Le case di Borgo Canale sono bellissime. Alcune sono piccole e strette, altre delle vere e proprie fattorie, tutte godono di un panorama incredibile, molte hanno un giardino, di solito sviluppato in lunghezza, un terrazzamento sulle colline. Ce n'è uno verso il fondo della via che mi piace particolarmente: è piuttosto grande, nonostante la posizione, e piuttosto incolto, che a dicembre significa un gran groviglio di rami scuri da cui si intravedono il verde quasi nero del prato e i marroni delle foglie morte. In questa stagione, ci sono solo due alberi che danno frutto, entrambi molto belli: il melograno, con le sue grosse sfere rosse e coriacee che sembrano  gemme longobarde, e, soprattutto, l'albero di caco, il mio preferito, i rami scuri dritti verso il cielo, che non si piegano sotto il peso di quei frutti così rotondi e gonfi, dei quali puoi percepire solo a guardarli la buccia sottile e la polpa gloriosa che li riempie fino quasi a scoppiare. Gli alberi di cachi sono dappertutto nella Pianura Padana e sono un gioiello bellissimo, una beffa alla legge di gravità. Ecco, quel giardino stamattina, così selvaggio, aveva i due alberi di cachi più grandi che avessi mai visto. Dico sul serio eh, erano enormi, altissimi; i frutti più in cima difficilmente sarebbero stati raccolti anche da qualcuno munito di scala, e infatti erano tutti lì, anche quelli più in basso, a marcire e poi cadere nel giardino scuro. Edgar Allan Poe avrebbe potuto scriverci un racconto.

All'inizio oggi pensavo di condividere un'altra ricetta, ma questo risotto si adatta di più al clima un po' malinconico che pioggia, racconti e foglie morte suggeriscono, e anche al rifugiarsi in casa al caldo e al consolarsi dedicando del tempo ad una cosa buona. Inoltre, i colori sono proprio quelli del mio giardino, l'arancione della zucca e il nero del cioccolato; mi raccomando di scegliere quest'ultimo eticamente, di qualità e molto fondente - io ho usato un 90% - per far risaltare il contrasto tra dolce e amaro.
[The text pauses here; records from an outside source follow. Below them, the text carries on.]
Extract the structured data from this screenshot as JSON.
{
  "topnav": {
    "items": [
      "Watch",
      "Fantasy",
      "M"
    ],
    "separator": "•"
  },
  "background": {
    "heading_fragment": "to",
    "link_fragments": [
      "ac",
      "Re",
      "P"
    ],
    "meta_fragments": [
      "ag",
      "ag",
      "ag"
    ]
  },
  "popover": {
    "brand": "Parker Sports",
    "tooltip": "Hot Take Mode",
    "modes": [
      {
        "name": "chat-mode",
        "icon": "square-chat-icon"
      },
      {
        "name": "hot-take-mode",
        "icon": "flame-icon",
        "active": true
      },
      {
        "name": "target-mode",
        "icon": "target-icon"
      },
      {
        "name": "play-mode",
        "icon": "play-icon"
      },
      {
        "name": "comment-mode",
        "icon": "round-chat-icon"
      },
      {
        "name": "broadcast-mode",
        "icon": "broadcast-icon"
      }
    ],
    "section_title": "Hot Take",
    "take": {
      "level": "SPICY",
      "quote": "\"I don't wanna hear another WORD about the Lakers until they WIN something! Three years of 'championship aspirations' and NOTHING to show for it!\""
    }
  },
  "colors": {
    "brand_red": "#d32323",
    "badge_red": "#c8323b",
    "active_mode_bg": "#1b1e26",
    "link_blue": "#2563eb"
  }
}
Cominciate tagliando a fette 250g di zucca tipo mantovana, senza sbucciarle: disponetele su una teglia con carta forno, conditele con dell'olio d'oliva e infornatele a 200° per circa 20 minuti, fino a quando riuscirete a togliere bene la polpa dalla buccia con un cucchiaio: molto più semplice che sbucciare la zucca con il coltello, e in più la cottura al forno le conferisce un sapore più corposo e nocciolato che è davvero perfetto per un risotto. Mettete quindi tutta la polpa in una ciotola e tenetela da parte. Tritate mezza cipolla bianca e fatela appassire in una padella con un filo d'olio; quando la cipolla è trasparente, aggiungete il riso (due pugnetti a testa e uno per la padella), mescolate e fatelo tostare; quando è trasparente e caldo, sfumate con mezzo bicchiere di birra bionda, lasciate evaporare l'alcool e cominciate a nutrire i chicchi con un brodo di verdure. Quando il riso vi sembrerà quasi pronto (diciamo a 3/4 della sua cottura), aggiungete la polpa di zucca, mescolando e schiacciando un po' per rendere tutto cremoso. A cottura ultimata aggiustate di sale, spegnete il fuoco, mantecate con una noce di burro di soia e lasciate riposare per qualche minuto. Impiattate e servite con una generosa grattugiata di cioccolato extra fondente, direttamente sul piatto, altrimenti vi si scioglierà tra le dita.